Dietary Changes That Help
Because the gut plays such a central role, dietary adjustments can make a real difference. The most studied approach is a low-FODMAP diet, which limits certain fermentable carbohydrates found in foods like wheat, onions, garlic, apples, and dairy. These carbohydrates are poorly absorbed in the small intestine and get fermented by gut bacteria, producing gas, bloating, and diarrhea in sensitive individuals.

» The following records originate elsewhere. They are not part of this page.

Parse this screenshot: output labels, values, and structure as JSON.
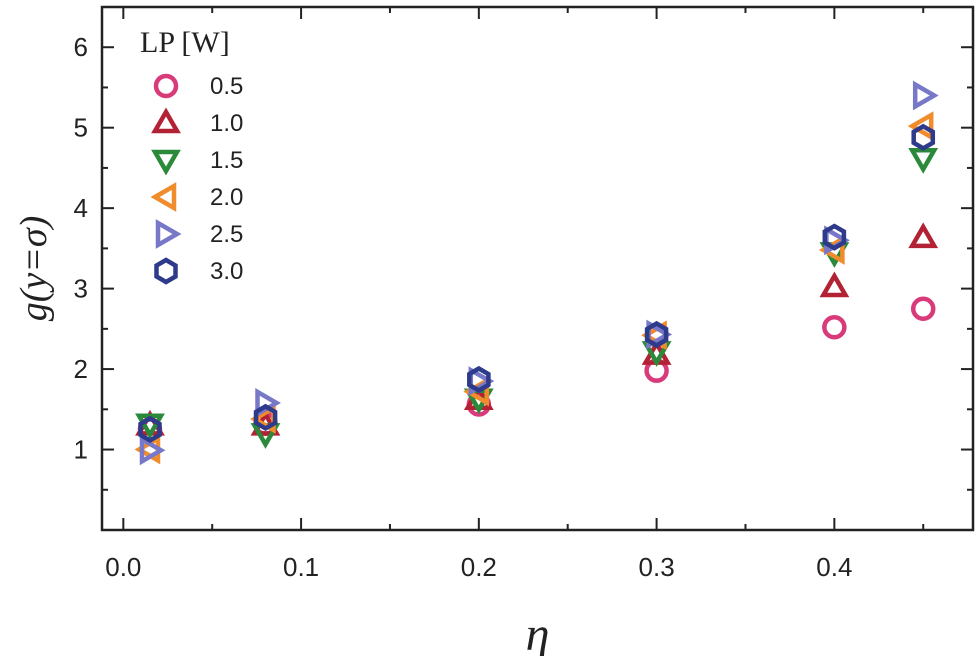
{
  "chart_data": {
    "type": "scatter",
    "xlabel": "η",
    "ylabel": "g(y=σ)",
    "xlim": [
      -0.012,
      0.478
    ],
    "ylim": [
      0.0,
      6.5
    ],
    "x_ticks": [
      "0.0",
      "0.1",
      "0.2",
      "0.3",
      "0.4"
    ],
    "x_tick_values": [
      0.0,
      0.1,
      0.2,
      0.3,
      0.4
    ],
    "y_ticks": [
      "1",
      "2",
      "3",
      "4",
      "5",
      "6"
    ],
    "y_tick_values": [
      1,
      2,
      3,
      4,
      5,
      6
    ],
    "legend_title": "LP [W]",
    "legend_position": "top-left",
    "grid": false,
    "series": [
      {
        "name": "0.5",
        "marker": "circle",
        "color": "#d93a7a",
        "x": [
          0.015,
          0.08,
          0.2,
          0.3,
          0.4,
          0.45
        ],
        "y": [
          1.25,
          1.32,
          1.56,
          1.98,
          2.52,
          2.75
        ]
      },
      {
        "name": "1.0",
        "marker": "triangle-up",
        "color": "#b22234",
        "x": [
          0.015,
          0.08,
          0.2,
          0.3,
          0.4,
          0.45
        ],
        "y": [
          1.3,
          1.3,
          1.62,
          2.18,
          3.02,
          3.63
        ]
      },
      {
        "name": "1.5",
        "marker": "triangle-down",
        "color": "#2a8a3a",
        "x": [
          0.015,
          0.08,
          0.2,
          0.3,
          0.4,
          0.45
        ],
        "y": [
          1.32,
          1.2,
          1.63,
          2.22,
          3.45,
          4.62
        ]
      },
      {
        "name": "2.0",
        "marker": "triangle-left",
        "color": "#f08c2c",
        "x": [
          0.015,
          0.08,
          0.2,
          0.3,
          0.4,
          0.45
        ],
        "y": [
          1.0,
          1.38,
          1.72,
          2.42,
          3.48,
          5.02
        ]
      },
      {
        "name": "2.5",
        "marker": "triangle-right",
        "color": "#7878c8",
        "x": [
          0.015,
          0.08,
          0.2,
          0.3,
          0.4,
          0.45
        ],
        "y": [
          0.99,
          1.58,
          1.85,
          2.43,
          3.6,
          5.4
        ]
      },
      {
        "name": "3.0",
        "marker": "hexagon",
        "color": "#2e3a8a",
        "x": [
          0.015,
          0.08,
          0.2,
          0.3,
          0.4,
          0.45
        ],
        "y": [
          1.25,
          1.4,
          1.87,
          2.43,
          3.64,
          4.88
        ]
      }
    ]
  }
}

In a study of fibromyalgia patients who followed a low-FODMAP diet (reducing their daily FODMAP intake from about 25 grams to 2.5 grams), IBS symptom scores dropped by 50%. What surprised researchers was that the benefits extended well beyond the gut. Pain scores improved, and participants reported better daily functioning and overall well-being. The correlation between gut symptom improvement and reduced fibromyalgia impact was statistically significant, reinforcing that calming the gut can calm the whole system.
Adherence in that study averaged 86%, suggesting the diet is manageable for most people once they learn which foods to limit. A low-FODMAP diet is typically done in phases: a strict elimination period of two to six weeks, followed by gradual reintroduction to identify your personal triggers. Lactose and gluten restriction have also been explored in fibromyalgia, though the evidence is stronger for the broader FODMAP approach.
Telling the Difference From Other Causes
Not all diarrhea in someone with fibromyalgia comes from fibromyalgia. Celiac disease, inflammatory bowel disease, thyroid disorders, and infections all cause diarrhea and can coexist with fibromyalgia. Red flags that suggest something else may be going on include blood in the stool, unintentional weight loss, diarrhea that wakes you from sleep, and fever. These warrant separate evaluation rather than being attributed to fibromyalgia by default.
If your diarrhea follows a pattern tied to meals, stress, or specific foods, and comes with bloating and cramping but no alarming symptoms, it’s more likely part of the fibromyalgia-IBS overlap. Keeping a food and symptom diary for two to three weeks can help clarify triggers and give your healthcare provider useful information to work with.